Non-dividing cells of the myeloid lineage such as monocytes and macrophages are target cells of HIV that have low dNTP pool concentrations and elevated levels of dUTP, which leads to frequent incorporation of dUMP opposite to A during reverse transcription ("uracilation"). One factor determining the fate of dUMP in proviral DNA is the host cell uracil base excision repair (UBER) system. Here we explore the relative UBER capacity of monocytes (MC) and monocyte-derived macrophages (MDM) and the fate of integrated uracilated viruses in both cell types to understand the implications of viral dUMP on HIV diversification and infectivity. We find that the kinetics for MC infection is compatible with their lifetime in vivo and their near absence of hUNG2 activity is consistent with the retention of viral dUMP at high levels at least until differentiation into macrophages, where UBER becomes possible. Overexpression of human uracil DNA glycosylase in MDM prior to infection resulted in rapid removal of dUMP from HIV cDNA and near complete depletion of dUMP-containing viral copies. This finding establishes that the low hUNG2 expression level in these cells limits UBER but that hUNG2 is restrictive against uracilated viruses. In contrast, overexpression of hUNG2 after viral integration did not accelerate the excision of uracils, suggesting that they may poorly accessible in the context of chromatin. We found that viral DNA molecules with incorporated dUMP contained unique (+) strand transversion mutations that were not observed when dUMP was absent (G→T, T→A, T→G, A→C). These observations and other considerations suggest that dUMP introduces errors predominantly during (-) strand synthesis when the template is RNA. Overall, the likelihood of producing a functional virus from in vitro infection of MC is about 50-fold and 300-fold reduced as compared to MDM and activated T cells. The results implicate viral dUMP incorporation in MC and MDM as a potential viral diversification and restriction pathway during human HIV infection.

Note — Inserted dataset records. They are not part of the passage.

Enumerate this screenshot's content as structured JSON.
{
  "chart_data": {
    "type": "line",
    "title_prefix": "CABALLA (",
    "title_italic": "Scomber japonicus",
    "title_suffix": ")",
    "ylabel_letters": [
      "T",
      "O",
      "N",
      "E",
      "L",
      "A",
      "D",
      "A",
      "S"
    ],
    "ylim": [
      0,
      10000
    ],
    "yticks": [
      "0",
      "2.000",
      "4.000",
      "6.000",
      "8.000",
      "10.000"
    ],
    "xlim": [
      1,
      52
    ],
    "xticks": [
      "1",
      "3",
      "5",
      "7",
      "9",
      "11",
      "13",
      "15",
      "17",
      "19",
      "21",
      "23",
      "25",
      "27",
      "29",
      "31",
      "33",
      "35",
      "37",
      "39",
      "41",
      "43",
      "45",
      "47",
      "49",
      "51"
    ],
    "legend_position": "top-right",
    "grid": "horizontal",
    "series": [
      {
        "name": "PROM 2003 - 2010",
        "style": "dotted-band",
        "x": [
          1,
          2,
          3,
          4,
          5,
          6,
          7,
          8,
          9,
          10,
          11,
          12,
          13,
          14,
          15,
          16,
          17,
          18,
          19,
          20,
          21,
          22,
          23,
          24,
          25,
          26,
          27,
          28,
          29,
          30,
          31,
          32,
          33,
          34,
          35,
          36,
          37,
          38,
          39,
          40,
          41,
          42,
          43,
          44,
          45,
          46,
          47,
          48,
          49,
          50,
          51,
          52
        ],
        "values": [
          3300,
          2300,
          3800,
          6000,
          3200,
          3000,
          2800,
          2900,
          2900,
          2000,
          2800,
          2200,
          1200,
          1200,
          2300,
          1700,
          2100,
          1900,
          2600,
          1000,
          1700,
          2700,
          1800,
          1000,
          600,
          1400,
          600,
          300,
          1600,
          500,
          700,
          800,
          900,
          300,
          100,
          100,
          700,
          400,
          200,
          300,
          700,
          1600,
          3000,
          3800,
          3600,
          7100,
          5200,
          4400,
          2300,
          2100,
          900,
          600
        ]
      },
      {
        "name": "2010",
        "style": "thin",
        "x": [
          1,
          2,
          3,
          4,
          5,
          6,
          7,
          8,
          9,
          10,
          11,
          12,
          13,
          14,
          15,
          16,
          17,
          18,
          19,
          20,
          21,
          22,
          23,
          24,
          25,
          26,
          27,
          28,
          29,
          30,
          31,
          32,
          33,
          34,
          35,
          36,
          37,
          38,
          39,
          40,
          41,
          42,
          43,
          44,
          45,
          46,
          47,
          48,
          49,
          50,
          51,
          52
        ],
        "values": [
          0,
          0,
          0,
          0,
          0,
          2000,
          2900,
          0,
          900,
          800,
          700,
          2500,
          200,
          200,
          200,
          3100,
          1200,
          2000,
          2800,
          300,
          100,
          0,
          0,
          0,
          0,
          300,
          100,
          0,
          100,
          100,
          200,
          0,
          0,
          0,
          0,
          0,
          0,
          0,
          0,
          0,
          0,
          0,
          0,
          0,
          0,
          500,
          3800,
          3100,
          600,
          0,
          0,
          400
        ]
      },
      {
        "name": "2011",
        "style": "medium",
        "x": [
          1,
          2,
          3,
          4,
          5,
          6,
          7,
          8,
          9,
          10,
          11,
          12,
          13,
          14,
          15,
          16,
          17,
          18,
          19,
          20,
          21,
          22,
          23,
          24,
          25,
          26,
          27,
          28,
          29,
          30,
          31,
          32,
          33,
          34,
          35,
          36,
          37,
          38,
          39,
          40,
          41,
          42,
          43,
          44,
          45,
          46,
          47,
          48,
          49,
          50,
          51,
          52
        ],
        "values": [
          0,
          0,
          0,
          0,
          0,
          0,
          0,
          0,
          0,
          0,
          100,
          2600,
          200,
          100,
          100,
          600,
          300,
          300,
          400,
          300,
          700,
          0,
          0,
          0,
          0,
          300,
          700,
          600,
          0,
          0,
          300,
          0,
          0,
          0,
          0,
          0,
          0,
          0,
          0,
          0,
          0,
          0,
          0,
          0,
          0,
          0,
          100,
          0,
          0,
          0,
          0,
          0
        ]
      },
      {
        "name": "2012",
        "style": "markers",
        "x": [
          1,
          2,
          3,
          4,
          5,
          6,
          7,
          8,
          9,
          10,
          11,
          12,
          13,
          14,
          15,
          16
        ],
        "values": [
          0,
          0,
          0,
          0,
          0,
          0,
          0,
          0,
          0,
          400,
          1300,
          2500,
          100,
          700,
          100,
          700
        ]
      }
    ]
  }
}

髓系非分裂细胞,如单核细胞和巨噬细胞,是 HIV 的靶细胞,其 dNTP 池浓度低,dUTP 水平升高,这导致在逆转录过程中(“尿嘧啶化”)频繁地将 dUMP 掺入到与 A 相对的位置。决定前病毒 DNA 中 dUMP 命运的一个因素是宿主细胞尿嘧啶碱基切除修复(UBER)系统。在这里,我们探索单核细胞(MC)和单核细胞衍生的巨噬细胞(MDM)的相对 UBER 能力,以及两种细胞类型中整合的尿嘧啶化病毒的命运,以了解病毒 dUMP 对 HIV 多样化和感染性的影响。我们发现,MC 感染的动力学与其在体内的寿命兼容,并且其 hUNG2 活性几乎不存在与病毒 dUMP 至少在分化为巨噬细胞之前保持高水平一致,在巨噬细胞中 UBER 成为可能。在感染之前,在 MDM 中过表达人尿嘧啶 DNA 糖基化酶会导致 HIV cDNA 中迅速去除 dUMP,并几乎完全耗尽含有 dUMP 的病毒拷贝。这一发现表明,这些细胞中低水平的 hUNG2 表达限制了 UBER,但 hUNG2 对尿嘧啶化病毒有抑制作用。相比之下,病毒整合后过表达 hUNG2 并没有加速尿嘧啶的切除,这表明它们在染色质的背景下可能难以接近。我们发现,含有掺入的 dUMP 的病毒 DNA 分子包含独特的(+)链颠换突变,当不存在 dUMP 时没有观察到这些突变(G→T、T→A、T→G、A→C)。这些观察结果和其他考虑表明,dUMP 主要在模板为 RNA 时的(-)链合成过程中引入错误。总体而言,与 MDM 和活化的 T 细胞相比,从 MC 的体外感染产生功能性病毒的可能性降低了约 50 倍和 300 倍。这些结果表明,在人类 HIV 感染过程中,病毒 dUMP 掺入 MC 和 MDM 可能是一种潜在的病毒多样化和限制途径。